- Réaffirmation de soi -
- Jean-Jacques

- 15 janv.
- 2 min de lecture
Non mais qu’est-ce que vous croyez ? Vous imaginez que je vais me laisser faire comme ça éternellement ? Bien sûr que j’ai changé, j’ai grandi, j’ai beaucoup appris de mes erreurs. Vous ne me voyez pas comme je suis vraiment !

C’est ce que mon corps a envie de crier et parfois avec force et violence, lui aussi il souhaite pouvoir s’exprimer, ruer dans les brancards faire face aux incohérences et aux injustices et pourtant, en entrant dans cette nouvelle année, je choisis de me réaffirmer calmement, sans fracas, mais avec conviction.
J’ai traversé des moments difficiles, certains plus douloureux que d’autres, mais la perte de mes parents, par exemple, est une épreuve qui laisse une trace durable. Leur absence a bouleversé mes repères, mais elle m’a aussi appris la valeur du temps, de la transmission et de la simplicité des liens vrais. Aujourd’hui, je ne cherche plus à combler ce vide ni à le nier. Je reconnais qu’il fait partie de moi, sans qu’il définisse l’homme que je deviens. Je choisis de transformer cette perte en force tranquille, en attention plus juste portée à ceux qui sont là.

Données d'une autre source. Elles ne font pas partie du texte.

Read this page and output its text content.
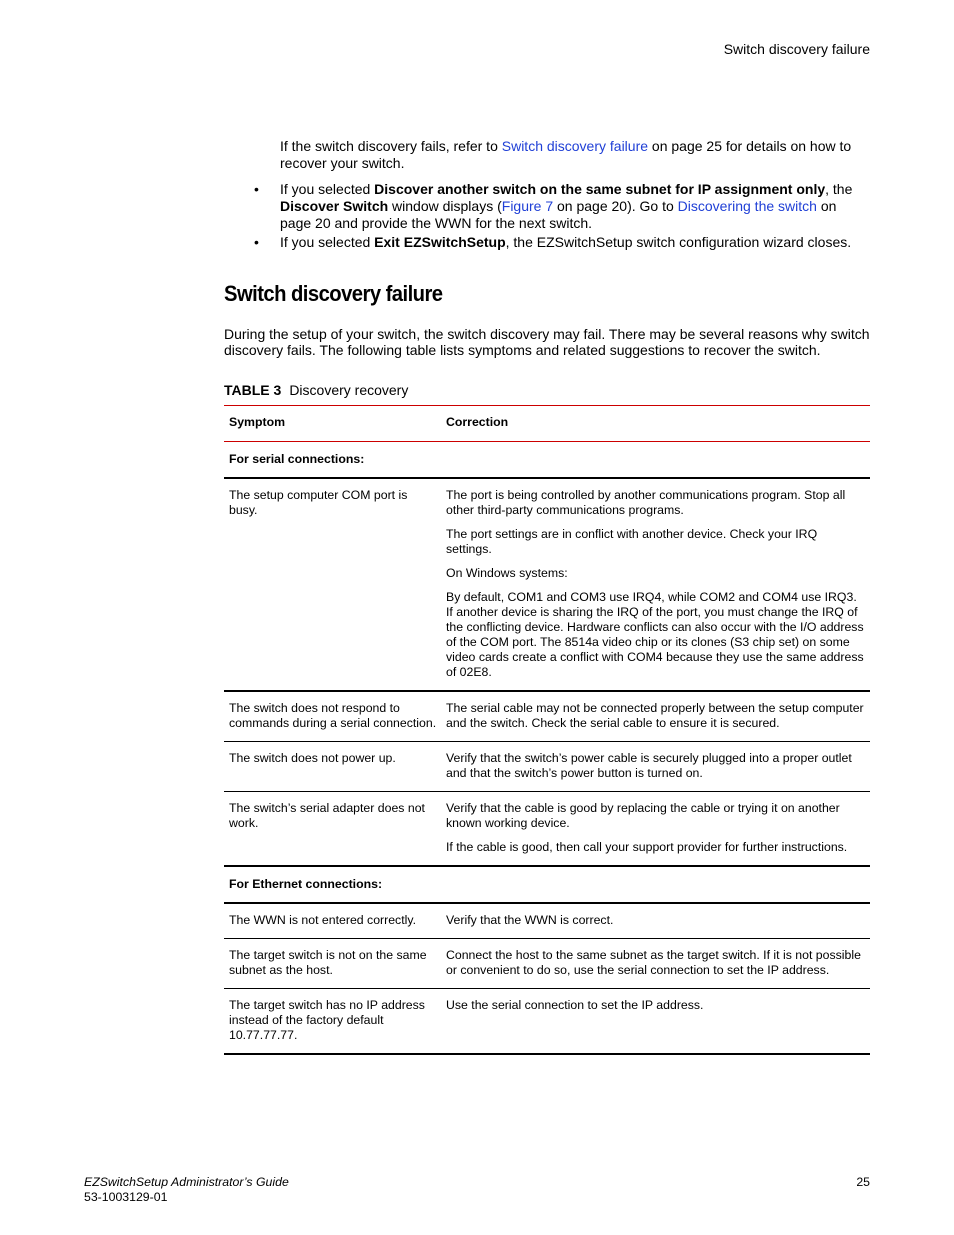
Switch discovery failure
If the switch discovery fails, refer to Switch discovery failure on page 25 for details on how to recover your switch.
• If you selected Discover another switch on the same subnet for IP assignment only, the Discover Switch window displays (Figure 7 on page 20). Go to Discovering the switch on page 20 and provide the WWN for the next switch.
• If you selected Exit EZSwitchSetup, the EZSwitchSetup switch configuration wizard closes.
Switch discovery failure

During the setup of your switch, the switch discovery may fail. There may be several reasons why switch discovery fails. The following table lists symptoms and related suggestions to recover the switch.

TABLE 3 Discovery recovery
Symptom	Correction
For serial connections:	
The setup computer COM port is busy.	The port is being controlled by another communications program. Stop all other third-party communications programs.

The port settings are in conflict with another device. Check your IRQ settings.

On Windows systems:

By default, COM1 and COM3 use IRQ4, while COM2 and COM4 use IRQ3. If another device is sharing the IRQ of the port, you must change the IRQ of the conflicting device. Hardware conflicts can also occur with the I/O address of the COM port. The 8514a video chip or its clones (S3 chip set) on some video cards create a conflict with COM4 because they use the same address of 02E8.

The switch does not respond to commands during a serial connection.	The serial cable may not be connected properly between the setup computer and the switch. Check the serial cable to ensure it is secured.

The switch does not power up.	Verify that the switch’s power cable is securely plugged into a proper outlet and that the switch’s power button is turned on.

The switch’s serial adapter does not work.	Verify that the cable is good by replacing the cable or trying it on another known working device.

If the cable is good, then call your support provider for further instructions.

For Ethernet connections:	
The WWN is not entered correctly.	Verify that the WWN is correct.

The target switch is not on the same subnet as the host.	Connect the host to the same subnet as the target switch. If it is not possible or convenient to do so, use the serial connection to set the IP address.

The target switch has no IP address instead of the factory default 10.77.77.77.	Use the serial connection to set the IP address.

EZSwitchSetup Administrator’s Guide
53-1003129-01
25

Heureusement, cette année passée a aussi connu des moments de joie, de petites victoires qui vous réchauffent le cœur. Des moments de partage, des retrouvailles, des liens qui deviennent plus forts, des envies, des idées nouvelles, des projets qui verront certainement le jour, prochainement.
Alors, cette année, je m’engage à être fidèle à moi-même. À écouter ce que je ressens, à respecter mes limites et à ne plus me juger avec dureté. Je n’ai pas besoin d’être parfait pour être légitime. Je veux avancer avec cohérence, en alignant mes actes avec mes valeurs, en assumant mes responsabilités sans m’oublier. Être fort, pour moi, signifie désormais être stable, fiable et sincère.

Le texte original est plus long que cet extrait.